Here are four simple questions that demand answers in the ongoing discussion about Palestinian Arab rights, wants and needs:
There’s lots of criticism of Israel for being an ethnically-based nation state. But the proposed ‘Palestine’ is defined as an Arab state, and if you ask Hamas, a Muslim Arab state. Why isn’t this also a problem for the critics of Israel?
Over and over again, it’s made clear that every last Jewish settlement must be evacuated from land that will become part of ‘Palestine’. Palestinian Arabs also vehemently reject any population exchange proposal, insisting that they will never give up their right to live anywhere between the Jordan and the Mediterranean. In fact, such proposals are not taken seriously by most Israelis, who believe that they would violate the rights of Israeli Arabs. So isn’t the Palestinian demand for a Jew-free state a racist or antisemitic one?

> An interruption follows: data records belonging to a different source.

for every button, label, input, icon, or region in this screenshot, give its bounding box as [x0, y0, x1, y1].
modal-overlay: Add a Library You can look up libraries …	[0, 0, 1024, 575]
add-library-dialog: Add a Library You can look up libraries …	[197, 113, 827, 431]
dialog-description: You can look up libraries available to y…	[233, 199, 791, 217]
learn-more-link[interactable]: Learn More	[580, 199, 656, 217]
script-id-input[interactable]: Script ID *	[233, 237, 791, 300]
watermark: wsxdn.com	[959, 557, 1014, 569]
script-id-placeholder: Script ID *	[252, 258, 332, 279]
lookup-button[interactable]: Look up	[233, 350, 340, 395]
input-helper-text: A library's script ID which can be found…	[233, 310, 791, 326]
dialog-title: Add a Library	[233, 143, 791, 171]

Arab supporters claim that Israel ethnically cleansed its territory of Arabs in 1948. In reality, almost of the Arabs that left did so voluntarily, as a result of the war which can reasonably be blamed on the Nazi Mufti, al-Husseini, and the territorial ambitions of Egypt and especially Jordan (see Efraim Karsh, Palestine Betrayed). Some Arabs, particularly those in the villages along the Tel-Aviv – Jerusalem road, were forcibly removed from their homes. But every last Jew that lived in the area conquered by Jordan, including East Jerusalem, was expelled at gunpoint. Here’s a contemporary photo:
Palestinians and their supporters continually complain about ‘settlers’ in ‘Arab East Jerusalem’. But given the above, we have to ask: what makes East Jerusalem ‘Arab’?
Palestinian Arabs claim that they are a ‘people’ with a long history who were dispossessed from their land by the Zionists and now are fighting to get their rights back. But there was never a Palestinian state and wasn’t even a geographical entity corresponding to ‘Palestine’ until the dissolution of the Ottoman Empire. True Palestinian nationalism — as opposed to more general Arab nationalism — didn’t develop at all until the first part of the 20th century by the earliest estimates (Segev), and didn’t become a force among the Arabs living in the region until 1967. So isn’t it a reaction to the Jewish state?
These and similar questions make Palestinian advocates furious, since by (their) definition Zionists are evil colonialist, racist oppressors and the Arabs are morally superior oppressed third-world victims. We are not allowed to make comparisons like this. But if one believes in human rights, self-determination, etc., then they should be answered.